Federal judges in Chicago, however, have rejected those efforts, saying the union collected the fees in “good faith” under the presumption the Illinois law was legal and constitutional. Further, the judges said they believed it would be too difficult to allow the refund claims to proceed as a class action because it would be too difficult for courts to decipher who among the 80,000 potential class members actually didn’t want the union to take their money.
In 2018 the class action attempt was given new life, however, when, the Supreme Court decided in the case known as Janus v AFSCME that states also trample the rights of non-union actual state employees by forcing them to pay agency fees, as well. In that decision, the majority noted such fee arrangements had resulted in “billions of dollars … taken from nonmembers and transferred to public sector unions in violation of the First Amendment.”
The Supreme Court directed the Seventh Circuit Court of Appeals judges to take another look at the Illinois caregivers’ class action in light of the Janus decision.
In early 2019, however, the Seventh Circuit again denied the class action claims, finding Janus had changed nothing concerning a union’s ability to keep the money.

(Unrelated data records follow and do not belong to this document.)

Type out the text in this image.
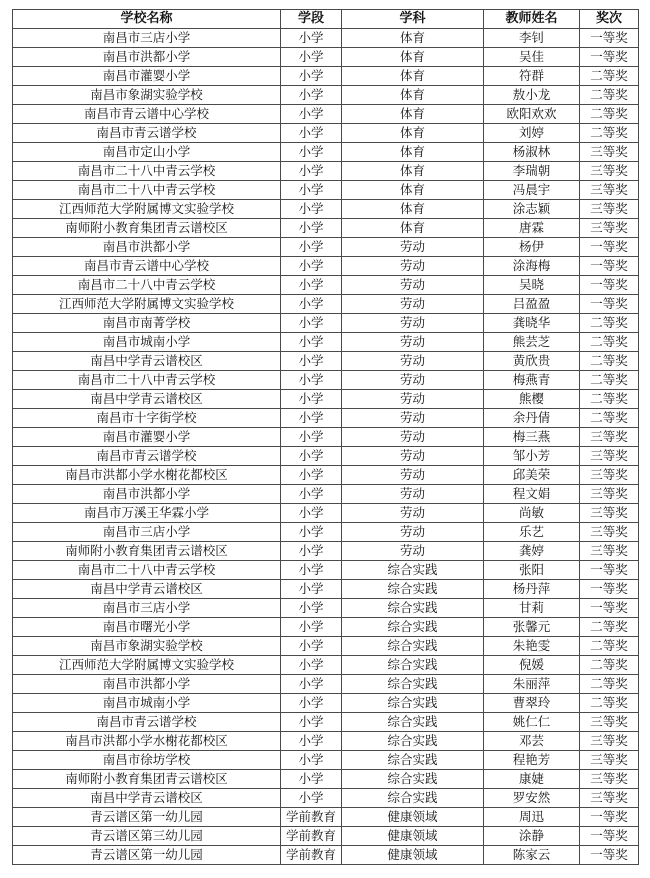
学校名称	学段	学科	教师姓名	奖次
南昌市三店小学	小学	体育	李钊	一等奖
南昌市洪都小学	小学	体育	吴佳	一等奖
南昌市灌婴小学	小学	体育	符群	二等奖
南昌市象湖实验学校	小学	体育	敖小龙	二等奖
南昌市青云谱中心学校	小学	体育	欧阳欢欢	二等奖
南昌市青云谱学校	小学	体育	刘婷	二等奖
南昌市定山小学	小学	体育	杨淑林	三等奖
南昌市二十八中青云学校	小学	体育	李瑞朝	三等奖
南昌市二十八中青云学校	小学	体育	冯晨宇	三等奖
江西师范大学附属博文实验学校	小学	体育	涂志颖	三等奖
南师附小教育集团青云谱校区	小学	体育	唐霖	三等奖
南昌市洪都小学	小学	劳动	杨伊	一等奖
南昌市青云谱中心学校	小学	劳动	涂海梅	一等奖
南昌市二十八中青云学校	小学	劳动	吴晓	一等奖
江西师范大学附属博文实验学校	小学	劳动	吕盈盈	一等奖
南昌市南菁学校	小学	劳动	龚晓华	二等奖
南昌市城南小学	小学	劳动	熊芸芝	二等奖
南昌中学青云谱校区	小学	劳动	黄欣贵	二等奖
南昌市二十八中青云学校	小学	劳动	梅燕青	二等奖
南昌中学青云谱校区	小学	劳动	熊樱	二等奖
南昌市十字街学校	小学	劳动	余丹倩	二等奖
南昌市灌婴小学	小学	劳动	梅三燕	三等奖
南昌市青云谱学校	小学	劳动	邹小芳	三等奖
南昌市洪都小学水榭花都校区	小学	劳动	邱美荣	三等奖
南昌市洪都小学	小学	劳动	程文娟	三等奖
南昌市万溪王华霖小学	小学	劳动	尚敏	三等奖
南昌市三店小学	小学	劳动	乐艺	三等奖
南师附小教育集团青云谱校区	小学	劳动	龚婷	三等奖
南昌市二十八中青云学校	小学	综合实践	张阳	一等奖
南昌中学青云谱校区	小学	综合实践	杨丹萍	一等奖
南昌市三店小学	小学	综合实践	甘莉	一等奖
南昌市曙光小学	小学	综合实践	张馨元	二等奖
南昌市象湖实验学校	小学	综合实践	朱艳雯	二等奖
江西师范大学附属博文实验学校	小学	综合实践	倪媛	二等奖
南昌市洪都小学	小学	综合实践	朱丽萍	二等奖
南昌市城南小学	小学	综合实践	曹翠玲	二等奖
南昌市青云谱学校	小学	综合实践	姚仁仁	三等奖
南昌市洪都小学水榭花都校区	小学	综合实践	邓芸	三等奖
南昌市徐坊学校	小学	综合实践	程艳芳	三等奖
南师附小教育集团青云谱校区	小学	综合实践	康婕	三等奖
南昌中学青云谱校区	小学	综合实践	罗安然	三等奖
青云谱区第一幼儿园	学前教育	健康领域	周迅	一等奖
青云谱区第三幼儿园	学前教育	健康领域	涂静	一等奖
青云谱区第一幼儿园	学前教育	健康领域	陈家云	一等奖
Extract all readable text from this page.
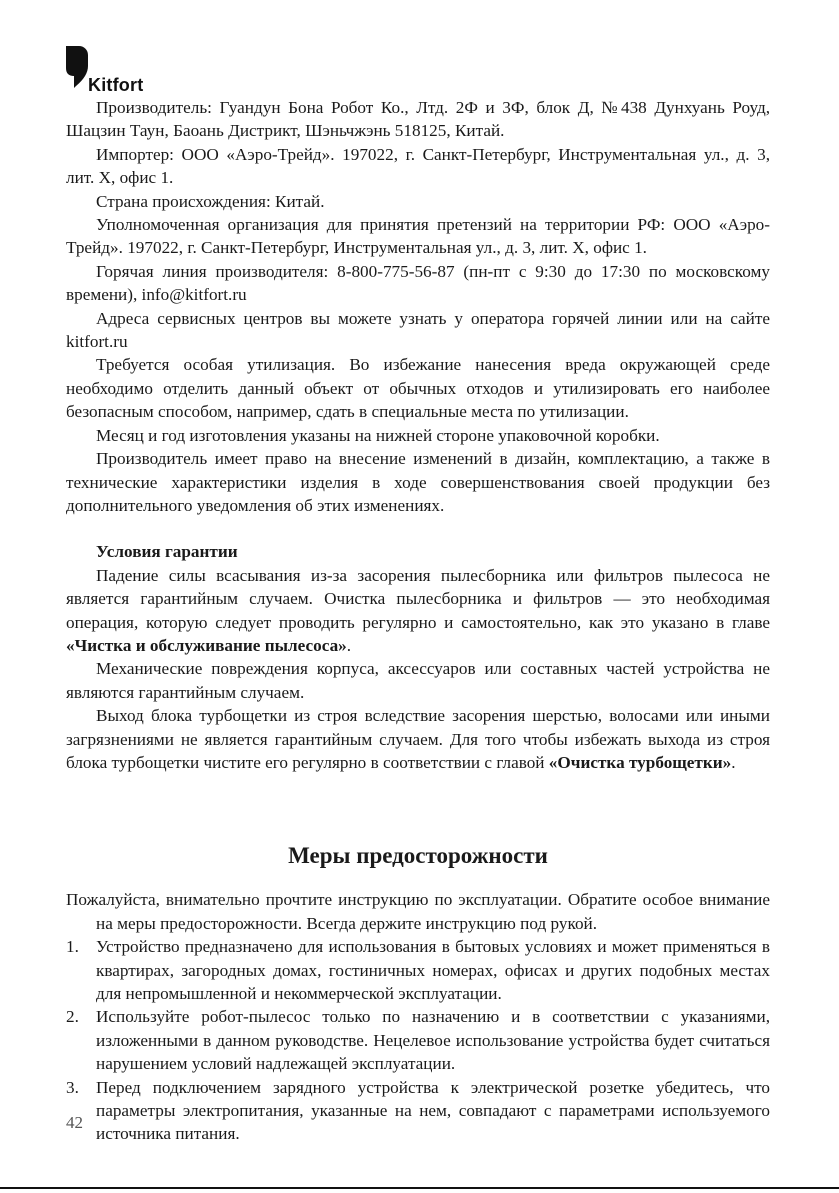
Kitfort

Производитель: Гуандун Бона Робот Ко., Лтд. 2Ф и 3Ф, блок Д, №438 Дунхуань Роуд, Шацзин Таун, Баоань Дистрикт, Шэньчжэнь 518125, Китай.

Импортер: ООО «Аэро-Трейд». 197022, г. Санкт-Петербург, Инструментальная ул., д. 3, лит. Х, офис 1.

Страна происхождения: Китай.

Уполномоченная организация для принятия претензий на территории РФ: ООО «Аэро-Трейд». 197022, г. Санкт-Петербург, Инструментальная ул., д. 3, лит. Х, офис 1.

Горячая линия производителя: 8-800-775-56-87 (пн-пт с 9:30 до 17:30 по московскому времени), info@kitfort.ru

Адреса сервисных центров вы можете узнать у оператора горячей линии или на сайте kitfort.ru

Требуется особая утилизация. Во избежание нанесения вреда окружающей среде необходимо отделить данный объект от обычных отходов и утилизировать его наиболее безопасным способом, например, сдать в специальные места по утилизации.

Месяц и год изготовления указаны на нижней стороне упаковочной коробки.

Производитель имеет право на внесение изменений в дизайн, комплектацию, а также в технические характеристики изделия в ходе совершенствования своей продукции без дополнительного уведомления об этих изменениях.

Условия гарантии

Падение силы всасывания из-за засорения пылесборника или фильтров пылесоса не является гарантийным случаем. Очистка пылесборника и фильтров — это необходимая операция, которую следует проводить регулярно и самостоятельно, как это указано в главе «Чистка и обслуживание пылесоса».

Механические повреждения корпуса, аксессуаров или составных частей устройства не являются гарантийным случаем.

Выход блока турбощетки из строя вследствие засорения шерстью, волосами или иными загрязнениями не является гарантийным случаем. Для того чтобы избежать выхода из строя блока турбощетки чистите его регулярно в соответствии с главой «Очистка турбощетки».

Меры предосторожности

Пожалуйста, внимательно прочтите инструкцию по эксплуатации. Обратите особое внимание на меры предосторожности. Всегда держите инструкцию под рукой.

1. Устройство предназначено для использования в бытовых условиях и может применяться в квартирах, загородных домах, гостиничных номерах, офисах и других подобных местах для непромышленной и некоммерческой эксплуатации.
2. Используйте робот-пылесос только по назначению и в соответствии с указаниями, изложенными в данном руководстве. Нецелевое использование устройства будет считаться нарушением условий надлежащей эксплуатации.
3. Перед подключением зарядного устройства к электрической розетке убедитесь, что параметры электропитания, указанные на нем, совпадают с параметрами используемого источника питания.
42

That rejection prompted the latest appeal to the Supreme Court.
“The court should make it clear that unions are not free to keep monies they unconstitutionally seize from individuals without consent, but must return to its rightful owner all monies they wrongfully extract,” the plaintiffs wrote in a brief filed with the Supreme Court in February.
In reply, Illinois Attorney General Kwame Raoul and attorneys for the SEIU argued the lower courts got the case law correct in finding that the law did not allow for mass refunds of the fees, even if the state’s forced fee collections violated the care givers’ rights.
Rather, Raoul and the union argued, the plaintiffs should be forced to pursue their refund claims against the union individually.
The union also again argued the fees were collected in good faith, in reliance on Illinois law.
The Supreme Court’s denial of the appeal will allow the Seventh Circuit’s decision to stand for now.
However, there are a number of other lawsuits pending in federal courts over many of the same legal questions, any of which could also ultimately find their way to the Supreme Court.
For instance, in Illinois last month, attorneys with the National Right to Work Legal Defense Foundation partnered with the Liberty Justice Center, of Chicago, to file a class action lawsuit in federal court against the American Federation of State, County and Municipal Employees Council 31 on behalf of nine named non-union state workers, and potentially 2,700 non-union state workers represented by AFSCME.
That lawsuit asks the courts to order AFSCME to refund more than $2 million worth of agency fees collected by the union from May 2017 to the date of the Janus decision.
Patrick Hughes, president of the Liberty Justice Center, said he believes the Supreme Court will ultimately address the “good faith” defense raised by the union and state in defending the unions’ rights to keep the unconstitutional fees.
AFSCME has called the latest agency fees lawsuit “frivolous.”